In the aftermath of a hurricane, we typically think of flooding, destruction, and humanitarian disasters. Most of us don’t think about rare plants. . . most of us, that is. After Hurricane Irma, Highlands Hammock State Park invited Bok Tower Gardens to rescue epiphytic ferns and orchids from fallen trees in the park before cleanup crews incinerated the debris.
Epiphytes are non-parasitic plants that grow entirely, roots and all, on the branches of trees and shrubs. The most familiar epiphytes in central Florida include the bromeliads Spanish moss (Tillandsia usneoides) and ball moss (Tillandsia recurvata), and the resurrection fern (Pleopeltis polypodioides). Most familiar orchids, including several of the native ones, are also epiphytes. On Sept. 17, David Price, Patrick Lynch, and Whitney Costner rescued plants, and on Sept. 20, Patrick Lynch and Phil Gonsiska returned to attempt to access areas that had not been searched during the earlier trip. We collected several species of ferns—strap ferns (Campyloneurum phyllitidis), resurrection ferns (Pleopeltis polypodioides), and shoestring ferns (Vittaria lineata)—as well as butterfly orchids (Encyclia tampensis) and greenfly orchids (Epidendrum magnoliae).

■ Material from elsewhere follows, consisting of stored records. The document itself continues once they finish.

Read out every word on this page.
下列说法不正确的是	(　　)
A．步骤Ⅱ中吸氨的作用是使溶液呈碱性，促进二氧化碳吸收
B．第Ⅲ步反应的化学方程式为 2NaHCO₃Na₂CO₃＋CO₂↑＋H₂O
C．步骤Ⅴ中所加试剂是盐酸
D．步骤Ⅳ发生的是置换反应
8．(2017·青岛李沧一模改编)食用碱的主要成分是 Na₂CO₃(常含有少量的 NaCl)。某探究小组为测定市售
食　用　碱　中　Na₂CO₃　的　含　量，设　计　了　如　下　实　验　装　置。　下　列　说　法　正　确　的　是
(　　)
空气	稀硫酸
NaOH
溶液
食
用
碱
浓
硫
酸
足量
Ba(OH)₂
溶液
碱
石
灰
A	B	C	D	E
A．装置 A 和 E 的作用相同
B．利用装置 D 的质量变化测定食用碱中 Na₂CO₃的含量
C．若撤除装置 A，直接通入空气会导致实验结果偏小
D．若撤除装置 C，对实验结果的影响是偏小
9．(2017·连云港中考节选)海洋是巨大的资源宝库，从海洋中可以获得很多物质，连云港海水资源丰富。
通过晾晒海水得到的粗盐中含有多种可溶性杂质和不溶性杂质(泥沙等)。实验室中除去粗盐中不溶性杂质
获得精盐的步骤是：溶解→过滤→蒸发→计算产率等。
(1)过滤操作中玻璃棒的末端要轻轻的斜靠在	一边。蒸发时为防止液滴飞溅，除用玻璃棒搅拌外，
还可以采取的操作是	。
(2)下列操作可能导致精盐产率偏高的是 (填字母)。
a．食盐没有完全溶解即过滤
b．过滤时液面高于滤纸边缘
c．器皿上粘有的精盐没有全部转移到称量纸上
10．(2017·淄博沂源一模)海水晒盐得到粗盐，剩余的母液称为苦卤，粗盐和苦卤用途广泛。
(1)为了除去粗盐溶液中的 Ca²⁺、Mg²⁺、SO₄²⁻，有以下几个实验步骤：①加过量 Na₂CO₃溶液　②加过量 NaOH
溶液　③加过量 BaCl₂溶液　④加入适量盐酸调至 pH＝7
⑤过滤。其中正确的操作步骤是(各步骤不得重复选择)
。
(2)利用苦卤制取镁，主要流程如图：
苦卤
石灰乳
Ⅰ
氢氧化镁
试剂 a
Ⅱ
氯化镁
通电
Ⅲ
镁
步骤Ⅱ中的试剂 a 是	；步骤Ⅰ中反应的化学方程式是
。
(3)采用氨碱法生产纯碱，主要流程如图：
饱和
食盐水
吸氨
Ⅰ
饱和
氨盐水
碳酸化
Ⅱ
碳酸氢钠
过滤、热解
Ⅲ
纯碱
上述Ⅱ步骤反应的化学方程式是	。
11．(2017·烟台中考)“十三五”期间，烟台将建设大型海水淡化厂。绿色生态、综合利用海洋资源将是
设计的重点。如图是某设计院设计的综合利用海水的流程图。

A closeup of a rescued greenfly orchid in our greenhouse. Two subspecies of greenfly orchid grow in Florida, one of which is reported to grow in the wild as far north as North Carolina, making it the northernmost epiphytic orchid in the New World. Because of the size and color of the flowers, the greenfly orchid is less noticeable than the larger, more common butterfly orchid, but when examined up close, it is no less beautiful!